The contract, bids for which opened Jan. 10, will include replacing equipment within the existing dry well and wet well, and constructing a new wet well with three new pumps, a flush valve, a new electrical panel, controllers and a remote alarm system.
Site work will include installing erosion and sedimentation controls, tree removal, a new gravel parking area and fencing. A backup liquid propane generator and propane tank will be installed behind the pump station.
The Devens water supply system consists of three gravel-packed wells — Shebokin, Mac Pherson and Patton — and one well field at the Grove Pond pumping station.
The work is part of a strategy to bring the water system into compliance with the lead and copper rule.
Water-quality testing done in 2006 determined the Devens water system exceeded action level for copper, a natural soil component that’s considered a secondary contaminant. It’s tested on an aesthetic, not a health-related, level.
Eleven for 40 sites tested registered above the action level for copper. Possible sources of contamination are corrosion of household plumbing, erosion of natural deposits and leaching from wood preservatives.
Copper is an essential nutrient, according to the water-quality report, but those who drink water containing copper in excess of the action level can experience gastronomic distress. Doing so over many years could result in liver or kidney damage.

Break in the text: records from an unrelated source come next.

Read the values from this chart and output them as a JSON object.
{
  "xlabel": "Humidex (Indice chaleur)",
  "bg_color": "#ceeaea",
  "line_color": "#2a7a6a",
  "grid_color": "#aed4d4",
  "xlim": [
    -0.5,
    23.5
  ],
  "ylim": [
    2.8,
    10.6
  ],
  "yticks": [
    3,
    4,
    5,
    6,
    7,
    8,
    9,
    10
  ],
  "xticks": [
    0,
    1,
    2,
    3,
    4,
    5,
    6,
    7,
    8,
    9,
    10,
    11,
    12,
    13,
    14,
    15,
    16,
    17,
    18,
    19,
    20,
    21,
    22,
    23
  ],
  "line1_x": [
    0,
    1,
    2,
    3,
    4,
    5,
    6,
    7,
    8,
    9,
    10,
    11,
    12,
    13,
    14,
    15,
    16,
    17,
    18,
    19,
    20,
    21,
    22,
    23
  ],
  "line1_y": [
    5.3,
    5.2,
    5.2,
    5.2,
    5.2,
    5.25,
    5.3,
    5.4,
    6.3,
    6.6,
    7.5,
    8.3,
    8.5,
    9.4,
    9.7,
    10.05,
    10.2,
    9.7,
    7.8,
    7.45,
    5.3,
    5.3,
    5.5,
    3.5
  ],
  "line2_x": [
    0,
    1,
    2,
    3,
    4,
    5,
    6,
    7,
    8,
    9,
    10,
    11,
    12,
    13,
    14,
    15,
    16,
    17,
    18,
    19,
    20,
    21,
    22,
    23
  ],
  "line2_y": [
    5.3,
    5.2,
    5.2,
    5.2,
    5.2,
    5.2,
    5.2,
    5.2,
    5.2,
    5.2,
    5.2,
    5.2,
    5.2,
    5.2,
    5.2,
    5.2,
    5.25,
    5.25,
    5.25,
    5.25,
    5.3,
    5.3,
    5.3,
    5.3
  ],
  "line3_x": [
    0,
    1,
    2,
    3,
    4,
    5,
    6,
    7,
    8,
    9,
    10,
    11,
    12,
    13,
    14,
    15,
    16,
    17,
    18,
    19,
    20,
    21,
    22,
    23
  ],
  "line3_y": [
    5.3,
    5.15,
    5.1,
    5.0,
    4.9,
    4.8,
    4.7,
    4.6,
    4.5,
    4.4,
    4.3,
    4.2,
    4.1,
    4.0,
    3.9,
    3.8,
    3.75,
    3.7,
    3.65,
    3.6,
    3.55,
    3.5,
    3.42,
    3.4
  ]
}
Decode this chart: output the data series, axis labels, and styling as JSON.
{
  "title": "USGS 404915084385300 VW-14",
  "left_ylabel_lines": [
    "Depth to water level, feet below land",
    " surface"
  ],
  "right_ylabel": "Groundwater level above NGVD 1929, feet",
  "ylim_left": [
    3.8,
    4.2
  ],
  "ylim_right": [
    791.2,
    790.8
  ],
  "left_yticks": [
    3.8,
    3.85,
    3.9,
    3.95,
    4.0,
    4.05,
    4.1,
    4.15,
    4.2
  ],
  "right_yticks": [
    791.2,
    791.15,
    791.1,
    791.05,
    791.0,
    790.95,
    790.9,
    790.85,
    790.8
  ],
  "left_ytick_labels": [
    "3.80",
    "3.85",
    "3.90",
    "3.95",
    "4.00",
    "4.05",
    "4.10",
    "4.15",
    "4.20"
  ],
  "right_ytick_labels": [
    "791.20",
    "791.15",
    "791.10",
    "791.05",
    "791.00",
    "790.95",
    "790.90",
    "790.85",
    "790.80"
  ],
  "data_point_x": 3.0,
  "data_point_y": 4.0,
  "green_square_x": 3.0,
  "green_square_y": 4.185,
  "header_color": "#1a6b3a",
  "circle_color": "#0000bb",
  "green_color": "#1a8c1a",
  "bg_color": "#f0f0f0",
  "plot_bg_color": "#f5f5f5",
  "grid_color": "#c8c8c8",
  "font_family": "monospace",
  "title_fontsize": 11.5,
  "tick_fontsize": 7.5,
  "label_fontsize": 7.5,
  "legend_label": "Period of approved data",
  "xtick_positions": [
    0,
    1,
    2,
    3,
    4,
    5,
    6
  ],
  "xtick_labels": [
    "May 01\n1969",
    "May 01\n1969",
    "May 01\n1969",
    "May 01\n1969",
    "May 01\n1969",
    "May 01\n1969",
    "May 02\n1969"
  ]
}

A corrosion control study done by the engineering firm Wright-Pierce recommended a new control strategy to bring the water system into compliance with the lead and copper rule, according to the water study. Installing a newly designed system began in 2007. More recent water-system operating changes have greatly decreased the corrosive nature of Devens’ water chemistry.
According to the 2006 study, Devens water was below action level for regulated contaminants, including arsenic, barium, fluoride, nitrates and trihalomethanes — disinfectant byproducts.
With the exception of copper, it was below action level for secondary contaminants that include iron, manganese, calcium, chloride, magnesium, potassium, sulfate and zinc.